2 maja, w poniedziałek, wieluńscy mundurowi interweniowali w Rudzie (gm. Wieluń), po tym, jak do dyżurnego wpłynęło zgłoszenie o agresywnie zachowującym się mężczyźnie. 54-latek miał z siekierą w ręku grozić sąsiadom pozbawieniem życia.
Jak informuje st. asp. Katarzyna Grela, rzecznik prasowy KPP w Wieluniu, agresor, który straszył mieszkańców Rudy, został decyzją sądu, na wniosek prokuratury, aresztowany na trzy miesiące. Usłyszał zarzut kierowania gróźb karalnych oraz naruszenia miru domowego.
Policjanci ustalili, że 54-latek najpierw groził pozbawieniem życia mieszkańców posesji, obok której przechodził.
– Kobieta, wykonująca prace ogrodowe, widząc sąsiada wymachującego siekierą, w obawie o swoje życie szybko schowała się w domu – relacjonuje rzeczniczka.

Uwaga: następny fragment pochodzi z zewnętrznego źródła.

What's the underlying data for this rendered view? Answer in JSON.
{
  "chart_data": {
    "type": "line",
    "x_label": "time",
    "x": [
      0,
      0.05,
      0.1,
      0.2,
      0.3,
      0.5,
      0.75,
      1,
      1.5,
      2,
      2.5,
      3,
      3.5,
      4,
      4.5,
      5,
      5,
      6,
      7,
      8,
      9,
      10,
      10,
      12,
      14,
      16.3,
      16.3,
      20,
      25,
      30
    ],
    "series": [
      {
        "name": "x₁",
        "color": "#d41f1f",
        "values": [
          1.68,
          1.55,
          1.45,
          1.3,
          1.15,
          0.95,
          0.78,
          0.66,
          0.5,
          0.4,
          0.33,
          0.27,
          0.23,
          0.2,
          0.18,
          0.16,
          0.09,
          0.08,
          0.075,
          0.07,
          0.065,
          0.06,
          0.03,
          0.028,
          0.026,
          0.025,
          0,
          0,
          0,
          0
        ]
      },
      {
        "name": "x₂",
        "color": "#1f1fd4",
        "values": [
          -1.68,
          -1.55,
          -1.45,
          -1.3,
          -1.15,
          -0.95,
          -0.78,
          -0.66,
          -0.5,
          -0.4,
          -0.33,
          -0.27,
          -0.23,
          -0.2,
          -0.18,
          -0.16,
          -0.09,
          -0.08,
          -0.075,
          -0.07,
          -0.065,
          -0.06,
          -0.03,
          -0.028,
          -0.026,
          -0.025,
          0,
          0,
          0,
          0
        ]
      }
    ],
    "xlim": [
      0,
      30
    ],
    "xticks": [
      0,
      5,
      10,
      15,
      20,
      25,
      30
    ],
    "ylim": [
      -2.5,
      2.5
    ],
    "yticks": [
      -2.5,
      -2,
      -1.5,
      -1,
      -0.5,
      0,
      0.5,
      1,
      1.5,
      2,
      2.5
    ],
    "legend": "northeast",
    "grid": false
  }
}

– Następnie agresor poszedł na podwórko do kolejnych sąsiadów i tam zaczął szarpać za drzwi garażu. W momencie gdy właściciel posesji nakazał mu ją opuścić, mężczyzna zaczął w stosunku do wszystkich domowników wykrzykiwać groźby pozbawienia życia.
54-latek miał cały czas wymachiwać siekierą, co budziło obawę sąsiadów, że spełni swoje groźby.
– Mundurowi natychmiast zajęli się tą sprawą – podaje st. asp. Grela.
– Dzielnicowi pojechali do miejsca zamieszkania niebezpiecznego awanturnika. Tam mężczyzna został on zatrzymany i osadzony w policyjnym areszcie. 54-latek przewieziony został do Prokuratury Rejonowej w Wieluniu, gdzie usłyszał zarzuty.
Za popełnione przestępstwo grozi mu do dwóch lat pozbawienia wolności.